Concetti Chiave

  • Lucrezio, poeta e filosofo del primo secolo a.C., espone la filosofia epicurea nel suo capolavoro "De Rerum Natura", una poesia che libera l'uomo dall'angoscia e dall'ignoranza.
  • I principi dell'universo secondo Lucrezio sono i corpi e il vuoto, con gli atomi come elementi costitutivi solidi ed eterni, che garantiscono l'increazione e l'indistruttibilità della materia.
  • Il termine "clinamen", creato da Lucrezio, si riferisce alla deviazione infinitesimale degli atomi dalla forza gravitazionale, fondamentale per la creazione dei corpi.
  • L'isonomia rappresenta la legge fisica eterna che mantiene l'equilibrio tra vita e morte, evitando una conflitto totale nel cosmo.
  • Lucrezio sostiene l'esistenza di mondi infiniti, nei quali gli dei sono spettatori e l'uomo perde centralità, diventando solo un frammento di un avvicendarsi più ampio.

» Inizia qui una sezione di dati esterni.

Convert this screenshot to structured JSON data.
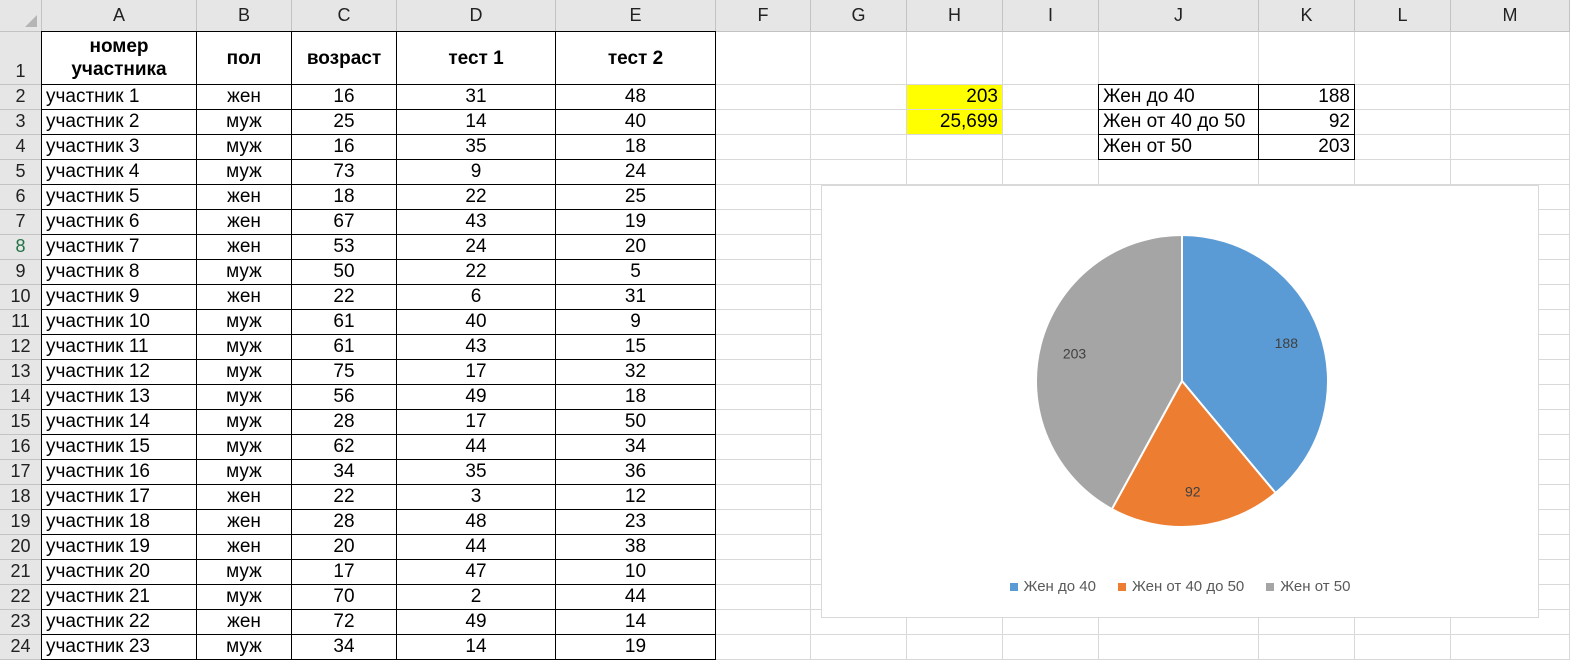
{
  "columns": [
    "A",
    "B",
    "C",
    "D",
    "E",
    "F",
    "G",
    "H",
    "I",
    "J",
    "K",
    "L",
    "M"
  ],
  "rows": [
    "1",
    "2",
    "3",
    "4",
    "5",
    "6",
    "7",
    "8",
    "9",
    "10",
    "11",
    "12",
    "13",
    "14",
    "15",
    "16",
    "17",
    "18",
    "19",
    "20",
    "21",
    "22",
    "23",
    "24"
  ],
  "selected_row": "8",
  "headers": {
    "participant": "номер участника",
    "sex": "пол",
    "age": "возраст",
    "test1": "тест 1",
    "test2": "тест 2"
  },
  "participants": [
    {
      "name": "участник 1",
      "sex": "жен",
      "age": "16",
      "test1": "31",
      "test2": "48"
    },
    {
      "name": "участник 2",
      "sex": "муж",
      "age": "25",
      "test1": "14",
      "test2": "40"
    },
    {
      "name": "участник 3",
      "sex": "муж",
      "age": "16",
      "test1": "35",
      "test2": "18"
    },
    {
      "name": "участник 4",
      "sex": "муж",
      "age": "73",
      "test1": "9",
      "test2": "24"
    },
    {
      "name": "участник 5",
      "sex": "жен",
      "age": "18",
      "test1": "22",
      "test2": "25"
    },
    {
      "name": "участник 6",
      "sex": "жен",
      "age": "67",
      "test1": "43",
      "test2": "19"
    },
    {
      "name": "участник 7",
      "sex": "жен",
      "age": "53",
      "test1": "24",
      "test2": "20"
    },
    {
      "name": "участник 8",
      "sex": "муж",
      "age": "50",
      "test1": "22",
      "test2": "5"
    },
    {
      "name": "участник 9",
      "sex": "жен",
      "age": "22",
      "test1": "6",
      "test2": "31"
    },
    {
      "name": "участник 10",
      "sex": "муж",
      "age": "61",
      "test1": "40",
      "test2": "9"
    },
    {
      "name": "участник 11",
      "sex": "муж",
      "age": "61",
      "test1": "43",
      "test2": "15"
    },
    {
      "name": "участник 12",
      "sex": "муж",
      "age": "75",
      "test1": "17",
      "test2": "32"
    },
    {
      "name": "участник 13",
      "sex": "муж",
      "age": "56",
      "test1": "49",
      "test2": "18"
    },
    {
      "name": "участник 14",
      "sex": "муж",
      "age": "28",
      "test1": "17",
      "test2": "50"
    },
    {
      "name": "участник 15",
      "sex": "муж",
      "age": "62",
      "test1": "44",
      "test2": "34"
    },
    {
      "name": "участник 16",
      "sex": "муж",
      "age": "34",
      "test1": "35",
      "test2": "36"
    },
    {
      "name": "участник 17",
      "sex": "жен",
      "age": "22",
      "test1": "3",
      "test2": "12"
    },
    {
      "name": "участник 18",
      "sex": "жен",
      "age": "28",
      "test1": "48",
      "test2": "23"
    },
    {
      "name": "участник 19",
      "sex": "жен",
      "age": "20",
      "test1": "44",
      "test2": "38"
    },
    {
      "name": "участник 20",
      "sex": "муж",
      "age": "17",
      "test1": "47",
      "test2": "10"
    },
    {
      "name": "участник 21",
      "sex": "муж",
      "age": "70",
      "test1": "2",
      "test2": "44"
    },
    {
      "name": "участник 22",
      "sex": "жен",
      "age": "72",
      "test1": "49",
      "test2": "14"
    },
    {
      "name": "участник 23",
      "sex": "муж",
      "age": "34",
      "test1": "14",
      "test2": "19"
    }
  ],
  "highlight": {
    "h2": "203",
    "h3": "25,699",
    "color": "#ffff00"
  },
  "summary": [
    {
      "label": "Жен до 40",
      "value": "188"
    },
    {
      "label": "Жен от 40 до 50",
      "value": "92"
    },
    {
      "label": "Жен от 50",
      "value": "203"
    }
  ],
  "chart_data": {
    "type": "pie",
    "categories": [
      "Жен до 40",
      "Жен от 40 до 50",
      "Жен от 50"
    ],
    "values": [
      188,
      92,
      203
    ],
    "colors": [
      "#5b9bd5",
      "#ed7d31",
      "#a5a5a5"
    ],
    "data_labels": [
      "188",
      "92",
      "203"
    ],
    "legend": "bottom"
  }
}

Lucrezio e la filosofia epicurea

È un poeta e filosofo del primo secolo a.C., quando si parla di lui solitamente si fa riferimento al suo “De Rerum Natura”, che costituisce uno dei capolavori della letteratura, un’esposizione in forma poematica della filosofica epicurea, che nel frattempo si era introdotta nel mondo latino. Lucrezio utilizza la filosofia epicurea per cantarla come una luce capace di liberare l’uomo dall’angoscia, dalla paura e dall’ignoranza riporta così dottrine di Epicureo già note ma anche altre non direttamente testimoniate. I capisaldi della dottrina epicurea da lui riformulati sono quindi:

    1.

    Principi dell'universo secondo Lucrezio

    Assunzione che i corpi e il vuoto costituiscano i due principi dell’universo;

    2.

    Atomi e clinamen

    Gli atomi sono le particelle costitutive di tutto il reale, sono solide ed eterni, sono semenza di tutte le cose, essi garantiscono il duplice principio della increazione e della indistruttibilità della materia. Questi elementi costitutivi sono eterni e di per sé non percepibili e va osservato quindi che da questo punto di vista, la dimensione sensibile dei corpi viventi si produca dall’insensibile, dal non percepibile;

    3. Clinamen, parola creata da Lucrezio e mai più usata nella classicità, significa quella deviazione infinitesimale e indeterminata degli atomi dalla fissità della forza gravitazionale la quale consente la creazione dei corpi;

    4.

    Isonomia e mondi infiniti

    Isonomia, costituisce la legge fisica originale ed eterna che, tenendo in equilibrio le forze di vita e morte, consente l’alternarsi di impulsi contrari e salvaguardia il cosmo da una conflagrazione assoluta;

    5. Esistenza di mondi infiniti, che coesistono nell’universo, in questi mondi gli dei non hanno un ruolo attivo ma fungono solo da semplici spettatori e l’uomo non è più al centro ma è uno dei tanti momenti e frammenti di questo avvicendarsi;

Domande da interrogazione

  1. Qual è il principale contributo di Lucrezio alla filosofia epicurea?
  2. Lucrezio, attraverso il suo "De Rerum Natura", espone la filosofia epicurea come una luce capace di liberare l'uomo dall'angoscia e dall'ignoranza, riformulando i capisaldi della dottrina di Epicureo e introducendo concetti come il clinamen.

  3. Cosa rappresentano gli atomi secondo Lucrezio?
  4. Gli atomi, secondo Lucrezio, sono le particelle costitutive di tutto il reale, solidi ed eterni, che garantiscono l'increazione e l'indistruttibilità della materia, producendo la dimensione sensibile dai principi insensibili.

  5. Qual è il significato di isonomia nella filosofia di Lucrezio?
  6. L'isonomia è la legge fisica originale ed eterna che mantiene l'equilibrio tra vita e morte, permettendo l'alternarsi di impulsi contrari e proteggendo il cosmo da una distruzione totale.